Apesar de ter ficado, numa fase inicial, a ocupar-se com a patinagem artística (na equipa Leaside Wildcats), a ex-atleta percebeu de imediato que tudo nas equipas de patinagem femininas era demasiado "gracioso" para aquilo que gostava. O que Blainey queria era jogar a sério.

E, ao final das tarde, quando começou a ir com o irmão aos treinos da equipa de hóquei no gelo, o talento natural começou a despertar a atenção de todos.

Era para o sector defensivo que tinha nascido: Justine era rápida, forte, capaz de fazer bloqueios com facilidade e, se de facto, isto acabou por ser uma mais valia no hóquei no gelo com Dave, nas Leaside não funcionava a favor dela.

"Era difícil jogar com raparigas. Eu gostava do lado mais agressivo que podia ter quando jogava com o meu irmão, com elas não podia", contou, citado pela 'BBC Sport'.

Em 1981, foi aceite numa equipa masculina, mas de acordo com a própria, tudo não passou de uma ilusão, uma vez que nunca lhe foi dada oportunidade de entrar em campo:

"Uma vez, foi tão embaraçoso. Tinha apenas 11-12 anos de idade. Eles disseram: 'Ela não pode ir para o gelo. Não temos pensos higiénicos, nem tampões, não temos a forma correta de dar a devida segurança caso ela se magoe. Ela precisa de equipamento adequado para proteger o peito e nós não temos", recorda.

Numa altura em que tudo era tabu, a frase caiu como uma bomba nas aspirações da jovem. Mas nem por isso desistiu. Blaineye estava determinada a provar que a sociedade estava errada.

"Uma de nós" finalmente

Depois de cinco processos em tribunal, de algumas queixas na associação de hóquei de Toronto e de uma carta enviada à imprensa com a pergunta, 'Mas posso jogar?', Justine viu o seu sonho ser realizado.

Passaram sete anos desde que foi aceite na equipa, para fazer o primeiro jogo com rapazes. A 11 de janeiro de 1988 a realidade do hóquei no gelo mudou. A vitória era de Blainey mas também de todas as mulheres com os mesmos sonhos.

Justine, o irmão e a mãe entraram no pavilhão e, depois de lhe ter sido atribuído um balneário privado, a ex-jogadora entrou no ringue com lágrimas nos olhos, uma camisola preta e amarela com um 55 estampado e uma certeza: Blainey tinha derrubado uma barreira, tinha feito história. Finalmente iria jogar com os rapazes como era seu desejo.

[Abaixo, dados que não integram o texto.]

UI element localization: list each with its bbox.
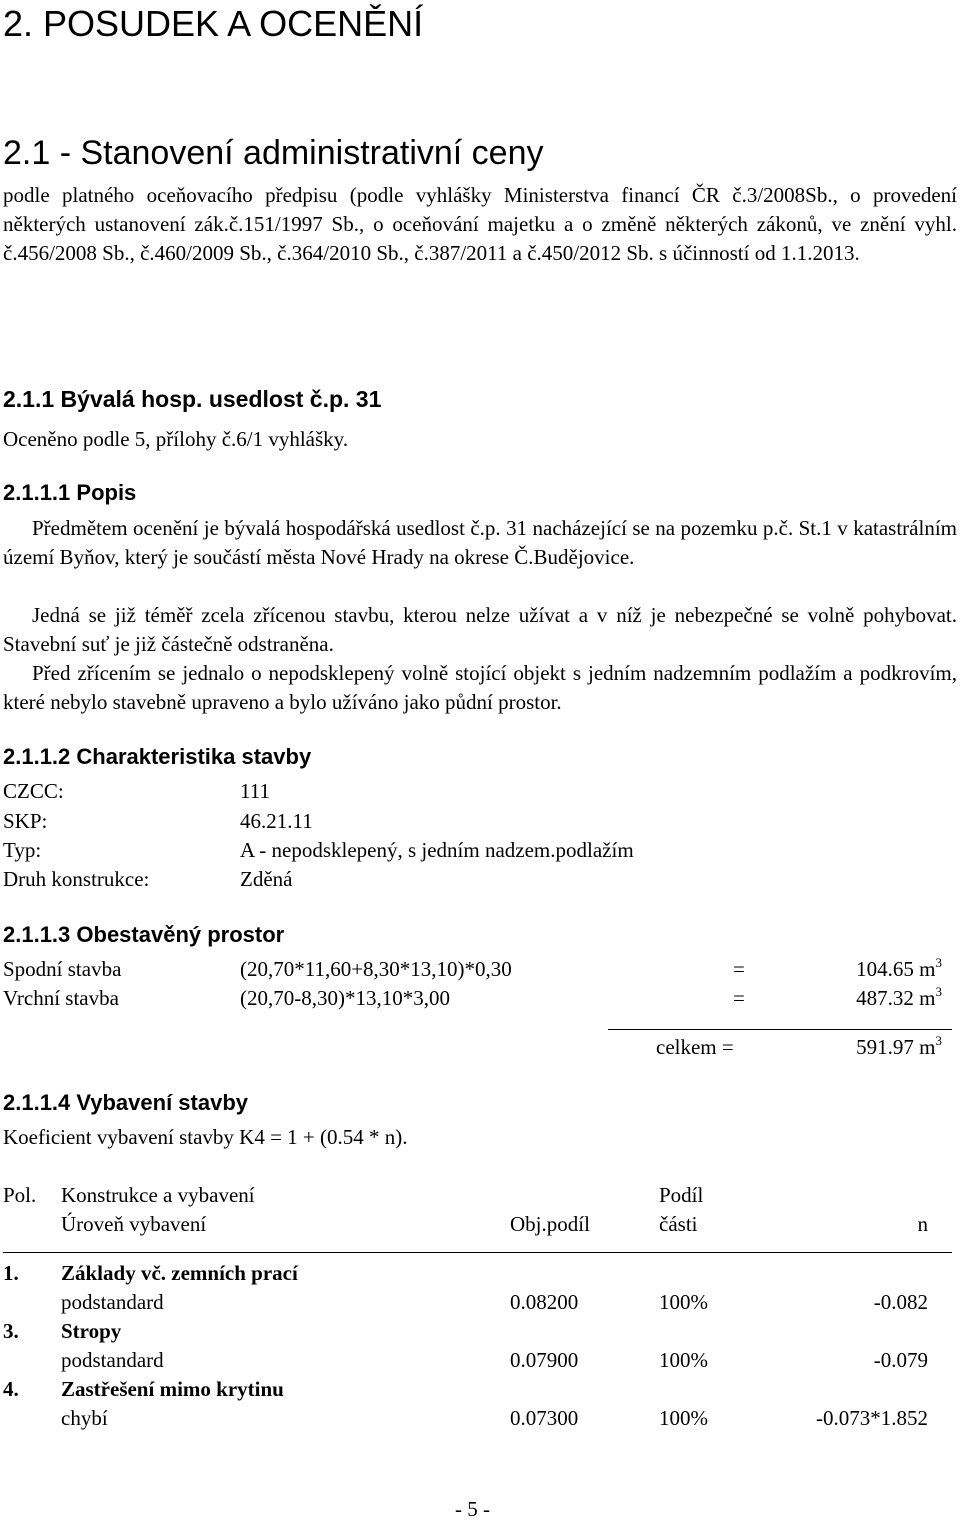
obestaveny-title: 2.1.1.3 Obestavěný prostor [3,922,285,947]
subsection-title: 2.1.1 Bývalá hosp. usedlost č.p. 31 [3,386,382,412]
vybaveni-title: 2.1.1.4 Vybavení stavby [3,1090,248,1115]
section-title: 2.1 - Stanovení administrativní ceny [3,134,544,172]
popis-paragraph-3: Před zřícením se jednalo o nepodsklepený volně stojící objekt s jedním nadzemním podlažím a podkrovím, které nebylo stavebně upraveno a bylo užíváno jako půdní prostor. [3,661,957,714]
item-pol: 3. [3,1319,19,1343]
item-part: 100% [659,1290,708,1314]
item-level: podstandard [61,1348,164,1372]
vrchni-stavba-eq: = [733,986,745,1010]
item-name: Stropy [61,1319,122,1343]
popis-paragraph-2: Jedná se již téměř zcela zřícenou stavbu, kterou nelze užívat a v níž je nebezpečné se volně pohybovat. Stavební suť je již částečně odstraněna. [3,603,957,656]
celkem-value: 591.97 $m^3$ [856,1033,942,1059]
document-heading: 2. POSUDEK A OCENĚNÍ [3,3,424,44]
spodni-stavba-label: Spodní stavba [3,957,122,981]
charakteristika-title: 2.1.1.2 Charakteristika stavby [3,744,312,769]
druh-konstrukce-label: Druh konstrukce: [3,867,150,891]
item-pol: 1. [3,1261,19,1285]
popis-title: 2.1.1.1 Popis [3,480,137,505]
item-level: podstandard [61,1290,164,1314]
item-part: 100% [659,1406,708,1430]
item-obj: 0.08200 [510,1290,579,1314]
vrchni-stavba-value: 487.32 $m^3$ [856,984,942,1010]
item-n: -0.073*1.852 [816,1406,928,1430]
popis-paragraph-1: Předmětem ocenění je bývalá hospodářská usedlost č.p. 31 nacházející se na pozemku p.č. St.1 v katastrálním území Byňov, který je součástí města Nové Hrady na okrese Č.Budějovice. [3,516,957,569]
item-level: chybí [61,1406,108,1430]
item-obj: 0.07900 [510,1348,579,1372]
col-header-podil: Podíl [659,1183,704,1207]
spodni-stavba-formula: (20,70*11,60+8,30*13,10)*0,30 [240,957,512,981]
vrchni-stavba-formula: (20,70-8,30)*13,10*3,00 [240,986,450,1010]
druh-konstrukce-value: Zděná [240,867,293,891]
table-header-divider [3,1252,952,1253]
item-obj: 0.07300 [510,1406,579,1430]
col-header-pol: Pol. [3,1183,37,1207]
typ-label: Typ: [3,838,42,862]
skp-label: SKP: [3,809,48,833]
col-header-uroven: Úroveň vybavení [61,1212,207,1236]
item-n: -0.082 [873,1290,928,1314]
subsection-note: Oceněno podle 5, přílohy č.6/1 vyhlášky. [3,427,349,451]
page-number: - 5 - [455,1497,490,1521]
czcc-label: CZCC: [3,779,64,803]
item-name: Zastřešení mimo krytinu [61,1377,284,1401]
sum-divider [608,1029,952,1030]
vrchni-stavba-label: Vrchní stavba [3,986,119,1010]
col-header-n: n [917,1212,928,1236]
spodni-stavba-eq: = [733,957,745,981]
item-name: Základy vč. zemních prací [61,1261,298,1285]
skp-value: 46.21.11 [240,809,313,833]
section-intro: podle platného oceňovacího předpisu (podle vyhlášky Ministerstva financí ČR č.3/2008Sb., o provedení některých ustanovení zák.č.151/1997 Sb., o oceňování majetku a o změně některých zákonů, ve znění vyhl. č.456/2008 Sb., č.460/2009 Sb., č.364/2010 Sb., č.387/2011 a č.450/2012 Sb. s účinností od 1.1.2013. [3,183,957,265]
item-part: 100% [659,1348,708,1372]
typ-value: A - nepodsklepený, s jedním nadzem.podlažím [240,838,634,862]
item-n: -0.079 [873,1348,928,1372]
spodni-stavba-value: 104.65 $m^3$ [856,955,942,981]
item-pol: 4. [3,1377,19,1401]
vybaveni-coef: Koeficient vybavení stavby K4 = 1 + (0.54 * n). [3,1125,408,1149]
col-header-casti: části [659,1212,698,1236]
col-header-objpodil: Obj.podíl [510,1212,590,1236]
col-header-konstrukce: Konstrukce a vybavení [61,1183,255,1207]
celkem-label: celkem = [656,1035,734,1059]
czcc-value: 111 [240,779,270,803]
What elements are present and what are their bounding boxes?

O resultado? derrota por 1-3. A vitória em campo não se concretizou, mas, no final, Justine acabou por sair vencedora.

Uns anos mais tarde, Blainey percebeu que ainda havia muito trabalho para mudar mentalidades e voltou a jogar no sector feminino do hóquei no gelo. Depois dela, a realidade do desporto no Canadá nunca foi a mesma.

"Os meus filhos sabem da minha história. Tento realmente ajudá-los, a viver com integridade. Façam a coisa certa pelo motivo certo, mesmo quando for difícil e espero que eles possam deixar a mensagem para as gerações futuras", aconselhou.

Numa altura em que tanto se fala de igualdade de género, de oportunidades e de regalias, Justine foi a primeira a demonstrar que não há lutas inglórias, ou perdidas, à partida. Basta lutar, questionar e não desistir para que os sonhos se possam concretizar.